November 16th, 2009

Walter Shapiro says that the winner-take-all rules of the Republican Presidential nomination process give Sarah Palin a shot if she can just keep the tea bag crowd behind her.

As he points out, what’s left of the Republican establishment could stop Palin by changing the rules, but doing so would risk a wingnut walkout the GOP can ill afford.

If Palin is actually nominated, the remnant of non-mouthbreathers in the party will face a tough choice: abandon the party’s nominee, or back someone grossly, ludicrously unfit for the highest office in the land. If I were, let’s say, Richard Lugar, I’d be working hard right now to avoid having to make that choice later.

7 Responses to “Does Palin have a path to the nomination?”

  1. Barry says:

    ” If I were, let’s say, Richard Lugar, I’d be working hard right now to avoid having to make that choice later.”
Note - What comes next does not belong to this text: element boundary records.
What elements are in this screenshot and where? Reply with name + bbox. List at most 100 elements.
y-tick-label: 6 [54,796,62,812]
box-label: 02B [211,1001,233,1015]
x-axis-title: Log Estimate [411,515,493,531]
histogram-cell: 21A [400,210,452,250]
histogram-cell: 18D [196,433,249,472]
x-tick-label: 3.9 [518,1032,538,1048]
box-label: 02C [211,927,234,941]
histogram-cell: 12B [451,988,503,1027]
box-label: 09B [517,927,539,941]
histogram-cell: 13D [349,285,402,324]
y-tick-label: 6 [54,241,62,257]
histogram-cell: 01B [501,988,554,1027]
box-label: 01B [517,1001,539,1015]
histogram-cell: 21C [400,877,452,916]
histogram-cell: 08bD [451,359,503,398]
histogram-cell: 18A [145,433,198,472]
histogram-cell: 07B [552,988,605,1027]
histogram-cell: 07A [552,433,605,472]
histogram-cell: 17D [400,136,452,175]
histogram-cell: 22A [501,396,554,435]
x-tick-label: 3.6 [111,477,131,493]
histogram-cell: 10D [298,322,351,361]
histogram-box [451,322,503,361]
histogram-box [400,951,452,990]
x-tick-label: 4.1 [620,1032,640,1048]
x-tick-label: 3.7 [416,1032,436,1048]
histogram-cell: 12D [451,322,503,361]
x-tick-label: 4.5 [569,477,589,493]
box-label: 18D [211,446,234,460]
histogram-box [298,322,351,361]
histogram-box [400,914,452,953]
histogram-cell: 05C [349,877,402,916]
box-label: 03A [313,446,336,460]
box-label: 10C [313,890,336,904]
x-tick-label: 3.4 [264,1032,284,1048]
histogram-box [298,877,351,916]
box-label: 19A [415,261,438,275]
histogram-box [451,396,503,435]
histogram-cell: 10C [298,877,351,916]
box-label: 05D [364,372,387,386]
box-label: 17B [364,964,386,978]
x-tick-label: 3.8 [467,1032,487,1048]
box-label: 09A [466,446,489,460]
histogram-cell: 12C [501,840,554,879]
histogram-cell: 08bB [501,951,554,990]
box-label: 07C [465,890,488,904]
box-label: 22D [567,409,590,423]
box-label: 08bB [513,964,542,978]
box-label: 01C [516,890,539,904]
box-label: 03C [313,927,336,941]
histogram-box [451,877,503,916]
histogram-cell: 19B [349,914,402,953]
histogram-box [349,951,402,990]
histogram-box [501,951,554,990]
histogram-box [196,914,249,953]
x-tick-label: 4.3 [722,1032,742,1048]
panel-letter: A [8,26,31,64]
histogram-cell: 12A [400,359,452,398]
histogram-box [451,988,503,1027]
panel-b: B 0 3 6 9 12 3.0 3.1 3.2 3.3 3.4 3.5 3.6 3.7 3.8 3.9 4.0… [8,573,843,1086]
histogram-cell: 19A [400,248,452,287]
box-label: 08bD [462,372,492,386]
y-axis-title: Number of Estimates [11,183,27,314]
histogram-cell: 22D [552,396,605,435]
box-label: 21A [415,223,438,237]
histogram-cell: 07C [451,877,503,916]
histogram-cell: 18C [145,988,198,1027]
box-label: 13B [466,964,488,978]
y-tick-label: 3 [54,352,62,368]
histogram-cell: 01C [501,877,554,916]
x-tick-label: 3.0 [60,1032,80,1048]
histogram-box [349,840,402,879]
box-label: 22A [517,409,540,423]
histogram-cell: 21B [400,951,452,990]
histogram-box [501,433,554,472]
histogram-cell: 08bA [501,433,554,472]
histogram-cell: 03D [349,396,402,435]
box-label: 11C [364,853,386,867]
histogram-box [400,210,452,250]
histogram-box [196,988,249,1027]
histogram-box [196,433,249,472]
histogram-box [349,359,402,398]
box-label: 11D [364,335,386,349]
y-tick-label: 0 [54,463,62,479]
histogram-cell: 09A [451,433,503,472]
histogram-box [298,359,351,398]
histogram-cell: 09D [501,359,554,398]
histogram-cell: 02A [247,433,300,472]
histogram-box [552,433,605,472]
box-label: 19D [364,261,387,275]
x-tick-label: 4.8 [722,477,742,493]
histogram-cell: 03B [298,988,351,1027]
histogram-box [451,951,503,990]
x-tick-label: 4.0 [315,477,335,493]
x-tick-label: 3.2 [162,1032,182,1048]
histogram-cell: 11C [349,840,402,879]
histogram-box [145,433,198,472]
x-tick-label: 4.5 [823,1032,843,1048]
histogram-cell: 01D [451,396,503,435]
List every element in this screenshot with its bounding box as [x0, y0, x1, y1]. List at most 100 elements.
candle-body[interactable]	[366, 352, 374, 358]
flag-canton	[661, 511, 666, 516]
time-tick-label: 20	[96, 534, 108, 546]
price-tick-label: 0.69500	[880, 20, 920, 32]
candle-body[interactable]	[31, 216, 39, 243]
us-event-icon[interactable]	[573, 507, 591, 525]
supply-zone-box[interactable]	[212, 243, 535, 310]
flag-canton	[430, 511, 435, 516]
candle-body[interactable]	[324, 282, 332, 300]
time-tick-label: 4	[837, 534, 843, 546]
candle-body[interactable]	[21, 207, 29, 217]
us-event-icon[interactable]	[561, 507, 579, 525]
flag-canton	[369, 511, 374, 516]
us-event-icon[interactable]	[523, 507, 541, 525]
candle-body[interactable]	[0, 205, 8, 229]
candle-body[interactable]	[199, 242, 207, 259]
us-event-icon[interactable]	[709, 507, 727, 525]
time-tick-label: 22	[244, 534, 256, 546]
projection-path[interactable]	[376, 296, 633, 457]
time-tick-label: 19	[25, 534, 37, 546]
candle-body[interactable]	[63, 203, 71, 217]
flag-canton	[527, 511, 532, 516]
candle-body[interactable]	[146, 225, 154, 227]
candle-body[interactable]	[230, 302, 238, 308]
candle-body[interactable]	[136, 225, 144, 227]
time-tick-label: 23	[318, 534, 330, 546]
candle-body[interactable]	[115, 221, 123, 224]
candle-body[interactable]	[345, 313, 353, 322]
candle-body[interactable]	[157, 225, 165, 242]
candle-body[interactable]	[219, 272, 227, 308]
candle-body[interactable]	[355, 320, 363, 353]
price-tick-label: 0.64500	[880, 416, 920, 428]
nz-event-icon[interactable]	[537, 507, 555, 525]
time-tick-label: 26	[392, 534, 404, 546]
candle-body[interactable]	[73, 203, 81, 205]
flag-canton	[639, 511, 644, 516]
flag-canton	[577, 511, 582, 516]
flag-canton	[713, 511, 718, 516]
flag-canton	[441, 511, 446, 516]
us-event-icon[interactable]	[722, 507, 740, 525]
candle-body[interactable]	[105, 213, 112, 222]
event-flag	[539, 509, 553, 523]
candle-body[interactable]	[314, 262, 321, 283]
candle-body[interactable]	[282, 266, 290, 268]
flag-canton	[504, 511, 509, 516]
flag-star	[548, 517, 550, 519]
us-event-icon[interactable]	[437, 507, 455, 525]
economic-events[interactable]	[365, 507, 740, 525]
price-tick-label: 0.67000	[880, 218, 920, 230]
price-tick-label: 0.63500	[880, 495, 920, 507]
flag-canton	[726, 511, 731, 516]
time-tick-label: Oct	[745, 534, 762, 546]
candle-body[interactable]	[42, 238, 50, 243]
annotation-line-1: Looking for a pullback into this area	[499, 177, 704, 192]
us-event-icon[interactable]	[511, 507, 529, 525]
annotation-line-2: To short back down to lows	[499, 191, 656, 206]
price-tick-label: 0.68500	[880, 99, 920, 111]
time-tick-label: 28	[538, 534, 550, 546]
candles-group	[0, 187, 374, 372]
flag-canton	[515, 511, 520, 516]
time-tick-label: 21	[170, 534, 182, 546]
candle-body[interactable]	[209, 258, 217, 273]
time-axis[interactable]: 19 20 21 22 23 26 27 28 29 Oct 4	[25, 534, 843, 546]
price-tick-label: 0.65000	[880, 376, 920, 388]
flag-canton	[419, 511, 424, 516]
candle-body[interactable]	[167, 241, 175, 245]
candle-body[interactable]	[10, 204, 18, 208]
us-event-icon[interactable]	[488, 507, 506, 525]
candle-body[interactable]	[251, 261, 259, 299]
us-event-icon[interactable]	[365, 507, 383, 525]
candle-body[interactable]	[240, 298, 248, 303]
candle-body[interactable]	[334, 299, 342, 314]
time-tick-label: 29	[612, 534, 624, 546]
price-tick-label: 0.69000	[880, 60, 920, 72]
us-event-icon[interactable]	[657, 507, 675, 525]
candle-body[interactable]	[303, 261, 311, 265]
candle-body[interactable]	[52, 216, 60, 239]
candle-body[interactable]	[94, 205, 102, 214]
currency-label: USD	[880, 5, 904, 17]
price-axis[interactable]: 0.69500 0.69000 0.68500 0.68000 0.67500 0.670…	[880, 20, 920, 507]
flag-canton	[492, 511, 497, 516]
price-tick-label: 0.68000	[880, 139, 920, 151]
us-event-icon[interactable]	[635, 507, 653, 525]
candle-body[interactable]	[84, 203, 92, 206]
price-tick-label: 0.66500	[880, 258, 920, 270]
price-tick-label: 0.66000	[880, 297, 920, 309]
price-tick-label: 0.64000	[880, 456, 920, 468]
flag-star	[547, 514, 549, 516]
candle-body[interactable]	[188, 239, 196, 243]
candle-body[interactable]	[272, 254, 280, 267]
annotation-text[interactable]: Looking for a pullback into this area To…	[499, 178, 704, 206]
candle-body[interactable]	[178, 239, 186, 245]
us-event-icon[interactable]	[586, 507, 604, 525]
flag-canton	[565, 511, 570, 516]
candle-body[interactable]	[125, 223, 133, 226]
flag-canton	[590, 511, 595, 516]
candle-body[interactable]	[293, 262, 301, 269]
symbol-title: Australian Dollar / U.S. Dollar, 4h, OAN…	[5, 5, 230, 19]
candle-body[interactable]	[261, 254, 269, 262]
    Mark, is there a case in the last 15-20 years where a Republican of good reputation didn’t piss it away the moment the GOP asked him to? Seriously.

  2. Brett Bellmore says:

    Last I looked, it’s “Tea Party“, not “bag”, unless you’re deliberately choosing to engage in sexual insults.

    Anyway, as I remarked in an earlier thread, democracy isn’t a mechanism for achieving truth or wisdom, it’s a mechanism for forcing an institution to conform to majority opinion. If Palin’s that popular, and the GOP arranges the rules to keep her off the ticket anyway, the GOP is broken. And they’re broken whether or not you like Palin.

  3. Mark Kleiman says:

    Brett, I would never stoop to engaging in insult against such a polite group as the teabaggers. Must have been a typo.

    If you read the Shapiro column, it doesn’t say that Palin has majority support, even among Republicans. Obviously she doesn’t, with a majority of Republicans saying she’s unqualified for the office. What Shapiro says – and his analysis seems to be correct – is that if she can keep the true-whacko group that constitutes about 35% of the Republican primary electorate united behind her, she can come in first in a multi-candidate field. Because GOP delegates are handed out overwhelmingly to the top finisher rather than being distributed proportionally, coming in first in a bunch of primaries means winning the nomination.

  4. K says:

    Candidates don’t compete in democracy in the abstract, but w/in a particular more or less democratic framework of rules. Within fairly broad limits, various rules, & the various winners they produce, may all have a more or less equally plausible claim to democratic legitimacy. As a political matter, parties aren’t broken just in virtue of having rules fights, & they’re not broken whether or not you like the outcome.

  5. Barry says:

    Adding onto Mark’s comments, there are a lot of things which have majority support, and yet 40 GOP Senators + a half dozen allegedly Democratic Senators can block them. These Senators people probably represent no more than a third of the American people, and more likely around 25%. And the day that you give a rat’s behind about that, Brett, will be a sunny day in Seattle.

  6. Alex Hancock says:

    With apologies to Iris Murdoch:

    Sarah is not cosy and she is not mocked. Sarah tells the only truth that ultimately matters. She is the light by which human beings can be mended. And after Sarah there is, let me assure you all, nothing.

  7. navarro says:

    i would encourage those who find it easy to mock sarah palin to read carefully “nixonland” as regards the whole “franklins vs orthogonians” warfare. remember that nixon and reagan won their elections. i think mrs. palin is almost monstrous with what she represents in american politics but that doesn’t mean she can be dismissed.